Quick Answer: What Is a Supply and Demand Graph?
A supply and demand graph plots price on the vertical (y) axis and quantity on the horizontal (x) axis. The demand curve (D) slopes down and the supply curve (S) slopes up. Where the two curves cross is the equilibrium — the price and quantity at which the amount buyers want exactly equals the amount sellers offer.
The Demand Curve
The demand curve shows how much of a good buyers will purchase at each price. It slopes downward: as the price falls, the quantity demanded rises, and as the price rises, the quantity demanded falls. This inverse relationship is the law of demand.
Why does it slope down? Two reasons. First, when something gets cheaper, people who couldn't afford it can now buy it (more buyers enter). Second, existing buyers tend to buy more of a good when each unit costs less. Demand is conventionally drawn in blue and labeled D.
The Supply Curve
The supply curve shows how much sellers will produce at each price. It slopes upward: higher prices make production more profitable, so sellers offer more; lower prices mean fewer units are worth making. This is the law of supply.
The supply curve slopes up because producing extra units usually costs more (overtime, scarcer inputs), so sellers need a higher price to justify the extra output. Supply is typically drawn in a contrasting color and labeled S.
Equilibrium: Where the Curves Meet
The equilibrium is the point where the supply and demand curves intersect. At that single point, the quantity demanded equals the quantity supplied — there is no leftover stock and no unmet demand. The price there is the equilibrium price (P*) and the quantity is the equilibrium quantity (Q*).
Equilibrium is stable: if the market price drifts away from it, natural pressure pushes it back, as we'll see with surplus and shortage below.


Supply and Demand Graph Maker
Create clean, labeled supply and demand graphs with equilibrium points, shifts, surpluses, and shortages, then download them free as SVG or PNG.
Make a supply and demand graph ->Shifts vs. Movements Along the Curve
This is the distinction that trips up most students:
- A movement along a curve happens only when the good's own price changes. You slide up or down the same curve to a new quantity. Nothing about the curve itself moves.
- A shift of a curve happens when something other than the good's price changes. The entire curve moves left or right to a new position, creating a new equilibrium.
What shifts the demand curve? Income, the price of related goods (substitutes and complements), tastes, expectations, and the number of buyers. What shifts the supply curve? Input costs, technology, taxes and subsidies, expectations, and the number of sellers.
When the demand curve shifts right (demand increases), both the equilibrium price and quantity rise. When supply shifts right (supply increases), the equilibrium quantity rises but the price falls.

Surplus and Shortage
What happens when the price isn't at equilibrium?
- Surplus (excess supply): If the price is set above equilibrium, sellers offer more than buyers want. Unsold stock piles up, so sellers cut prices, and the market slides back down to equilibrium.
- Shortage (excess demand): If the price is set below equilibrium, buyers want more than sellers provide. Competition among buyers bids the price up until balance returns.
Price controls freeze these gaps in place. A price floor (a minimum price, like a wage floor) set above equilibrium creates a lasting surplus. A price ceiling (a maximum price, like rent control) set below equilibrium creates a lasting shortage.
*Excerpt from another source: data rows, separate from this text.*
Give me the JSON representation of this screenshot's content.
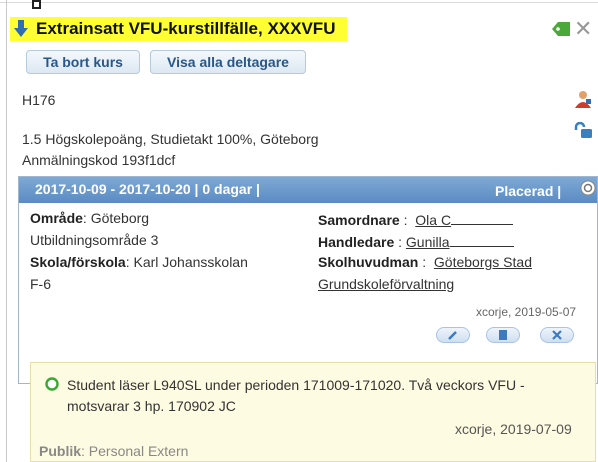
{
  "header": {
    "title": "Extrainsatt VFU-kurstillfälle, XXXVFU",
    "icons": [
      "arrow-down-icon",
      "tag-icon",
      "close-icon"
    ]
  },
  "toolbar": {
    "remove_label": "Ta bort kurs",
    "show_all_label": "Visa alla deltagare"
  },
  "course": {
    "code": "H176",
    "details": "1.5 Högskolepoäng, Studietakt 100%, Göteborg",
    "registration": "Anmälningskod 193f1dcf"
  },
  "placement": {
    "date_range": "2017-10-09 - 2017-10-20 | 0 dagar |",
    "status": "Placerad |",
    "area_label": "Område",
    "area_value": ": Göteborg",
    "area_line2": "Utbildningsområde 3",
    "school_label": "Skola/förskola",
    "school_value": ": Karl Johansskolan",
    "school_line2": "F-6",
    "coordinator_label": "Samordnare",
    "coordinator_value": "Ola C",
    "supervisor_label": "Handledare",
    "supervisor_value": "Gunilla",
    "principal_label": "Skolhuvudman",
    "principal_value": "Göteborgs Stad",
    "principal_line2": "Grundskoleförvaltning",
    "modified": "xcorje, 2019-05-07"
  },
  "note": {
    "text": "Student läser L940SL under perioden 171009-171020. Två veckors VFU - motsvarar 3 hp. 170902 JC",
    "modified": "xcorje, 2019-07-09",
    "audience_label": "Publik",
    "audience_value": ": Personal Extern"
  },
  "colors": {
    "highlight": "#ffff33",
    "panel_header": "#6b98cc",
    "note_bg": "#fdfbe1",
    "ok_green": "#3aa832"
  }
}
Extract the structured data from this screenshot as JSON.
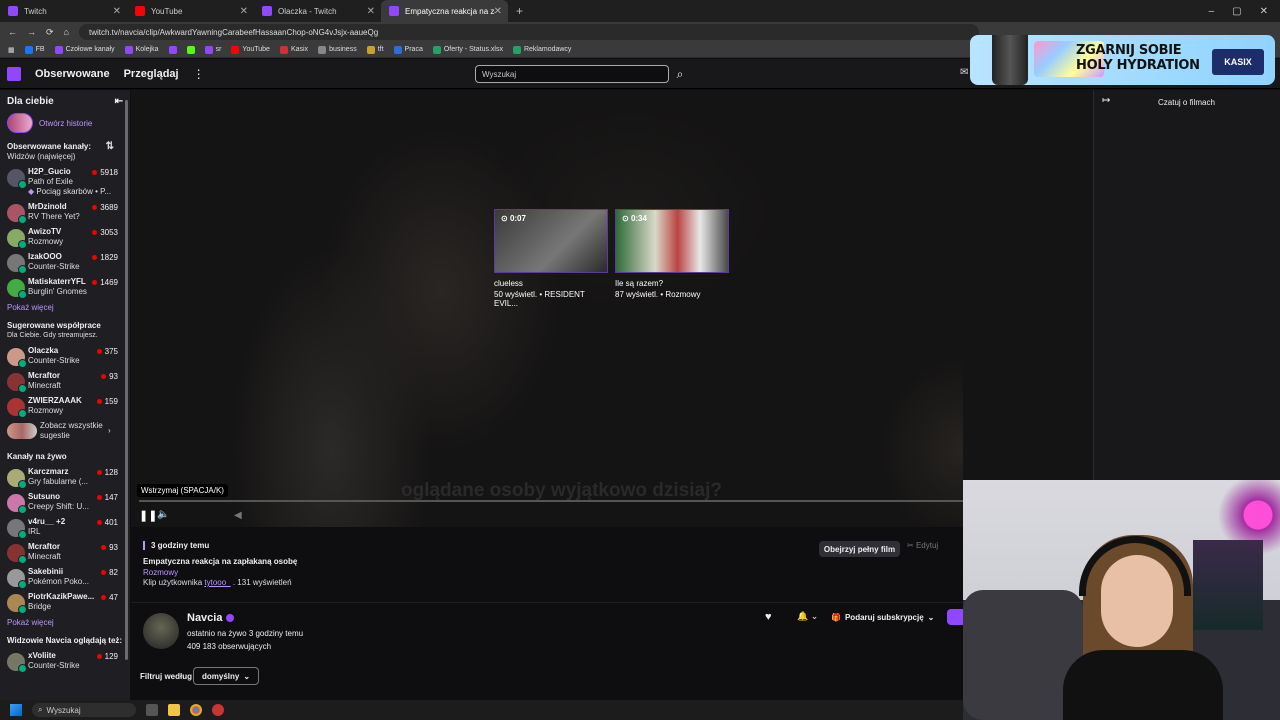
{
  "browser": {
    "tabs": [
      {
        "title": "Twitch",
        "color": "#9147ff"
      },
      {
        "title": "YouTube",
        "color": "#ff0000"
      },
      {
        "title": "Olaczka - Twitch",
        "color": "#9147ff"
      },
      {
        "title": "Empatyczna reakcja na zapłaka",
        "color": "#9147ff"
      }
    ],
    "url": "twitch.tv/navcia/clip/AwkwardYawningCarabeefHassaanChop-oNG4vJsjx-aaueQg",
    "bookmarks": [
      "FB",
      "Czołowe kanały",
      "Kolejka",
      "sr",
      "YouTube",
      "Kasix",
      "business",
      "tft",
      "Praca",
      "Oferty - Status.xlsx",
      "Reklamodawcy"
    ]
  },
  "nav": {
    "following": "Obserwowane",
    "browse": "Przeglądaj",
    "search_placeholder": "Wyszukaj"
  },
  "ad": {
    "headline1": "ZGARNIJ SOBIE",
    "headline2": "HOLY HYDRATION",
    "brand": "KASIX"
  },
  "sidebar": {
    "for_you": "Dla ciebie",
    "open_history": "Otwórz historie",
    "followed_title": "Obserwowane kanały:",
    "followed_sort": "Widzów (najwięcej)",
    "followed": [
      {
        "name": "H2P_Gucio",
        "game": "Path of Exile",
        "viewers": "5918",
        "extra": "Pociąg skarbów • P...",
        "color": "#556"
      },
      {
        "name": "MrDzinold",
        "game": "RV There Yet?",
        "viewers": "3689",
        "color": "#a56"
      },
      {
        "name": "AwizoTV",
        "game": "Rozmowy",
        "viewers": "3053",
        "color": "#8a6"
      },
      {
        "name": "IzakOOO",
        "game": "Counter-Strike",
        "viewers": "1829",
        "color": "#777"
      },
      {
        "name": "MatiskaterrYFL",
        "game": "Burglin' Gnomes",
        "viewers": "1469",
        "color": "#4a4"
      }
    ],
    "show_more": "Pokaż więcej",
    "suggested_title": "Sugerowane współprace",
    "suggested_sub": "Dla Ciebie. Gdy streamujesz.",
    "suggested": [
      {
        "name": "Olaczka",
        "game": "Counter-Strike",
        "viewers": "375",
        "color": "#c98"
      },
      {
        "name": "Mcraftor",
        "game": "Minecraft",
        "viewers": "93",
        "color": "#833"
      },
      {
        "name": "ZWIERZAAAK",
        "game": "Rozmowy",
        "viewers": "159",
        "color": "#a33"
      }
    ],
    "see_all": "Zobacz wszystkie sugestie",
    "live_title": "Kanały na żywo",
    "live": [
      {
        "name": "Karczmarz",
        "game": "Gry fabularne (...",
        "viewers": "128",
        "color": "#aa7"
      },
      {
        "name": "Sutsuno",
        "game": "Creepy Shift: U...",
        "viewers": "147",
        "color": "#c7a"
      },
      {
        "name": "v4ru__ +2",
        "game": "IRL",
        "viewers": "401",
        "color": "#777"
      },
      {
        "name": "Mcraftor",
        "game": "Minecraft",
        "viewers": "93",
        "color": "#833"
      },
      {
        "name": "Sakebinii",
        "game": "Pokémon Poko...",
        "viewers": "82",
        "color": "#999"
      },
      {
        "name": "PiotrKazikPawe...",
        "game": "Bridge",
        "viewers": "47",
        "color": "#a85"
      }
    ],
    "show_more2": "Pokaż więcej",
    "viewers_also_title": "Widzowie Navcia oglądają też:",
    "viewers_also": [
      {
        "name": "xVoliite",
        "game": "Counter-Strike",
        "viewers": "129",
        "color": "#776"
      }
    ]
  },
  "player": {
    "subtitle": "oglądane osoby wyjątkowo dzisiaj?",
    "tooltip": "Wstrzymaj (SPACJA/K)",
    "clips": [
      {
        "duration": "0:07",
        "title": "clueless",
        "meta": "50 wyświetl. • RESIDENT EVIL..."
      },
      {
        "duration": "0:34",
        "title": "Ile są razem?",
        "meta": "87 wyświetl. • Rozmowy"
      }
    ]
  },
  "clip": {
    "time_ago": "3 godziny temu",
    "title": "Empatyczna reakcja na zapłakaną osobę",
    "category": "Rozmowy",
    "by_prefix": "Klip użytkownika",
    "by_user": "tytooo_",
    "views": ". 131 wyświetleń",
    "full_video": "Obejrzyj pełny film",
    "edit": "Edytuj"
  },
  "channel": {
    "name": "Navcia",
    "last_live": "ostatnio na żywo 3 godziny temu",
    "followers": "409 183 obserwujących",
    "subscribe": "Podaruj subskrypcję",
    "filter_label": "Filtruj według",
    "filter_value": "domyślny"
  },
  "right_panel": {
    "title": "Czatuj o filmach"
  },
  "taskbar": {
    "search": "Wyszukaj"
  }
}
How to Read and Draw the Graph
- Label the axes: price on the vertical axis, quantity on the horizontal.
- Draw demand (D) as a line sloping down to the right.
- Draw supply (S) as a line sloping up to the right.
- Mark the intersection — drop a dashed line to the x-axis for Q* and across to the y-axis for P*.
- To analyze a change, decide whether it affects price (move along) or another factor (shift the whole curve), then read off the new equilibrium.

Supply and Demand Graph Maker
Plot demand and supply curves, mark equilibrium, and show shifts, surpluses, or shortages in seconds.
Common Mistakes
- Swapping the axes. Price goes on the vertical axis, quantity on the horizontal — the reverse of most math graphs.
- Confusing a shift with a movement. Only a change in the good's own price moves you along a curve; everything else shifts the curve.
- Shifting the wrong curve. A change in income or tastes shifts demand; a change in input costs or technology shifts supply.
- Forgetting both effects. When a curve shifts, both the equilibrium price and quantity usually change — check each.
FAQ
What does a supply and demand graph show?
It shows the price and quantity of a good as set by buyers and sellers. The downward demand curve and upward supply curve cross at the equilibrium, where the quantity buyers want equals the quantity sellers offer.
Why does the demand curve slope down and the supply curve slope up?
Demand slopes down because people buy more when prices fall (the law of demand). Supply slopes up because higher prices make producing more units profitable (the law of supply).
What is equilibrium on a supply and demand graph?
Equilibrium is the point where the supply and demand curves intersect. At that price, quantity demanded equals quantity supplied, so there is no surplus or shortage and no pressure for the price to change.
What is the difference between a shift and a movement along the curve?
A movement along a curve is caused only by a change in the good's own price. A shift moves the entire curve left or right and is caused by other factors, such as income, input costs, tastes, or the number of buyers and sellers.
What causes a surplus or a shortage?
A surplus happens when the price is above equilibrium, so sellers offer more than buyers want. A shortage happens when the price is below equilibrium, so buyers want more than sellers provide. Both push the price back toward equilibrium.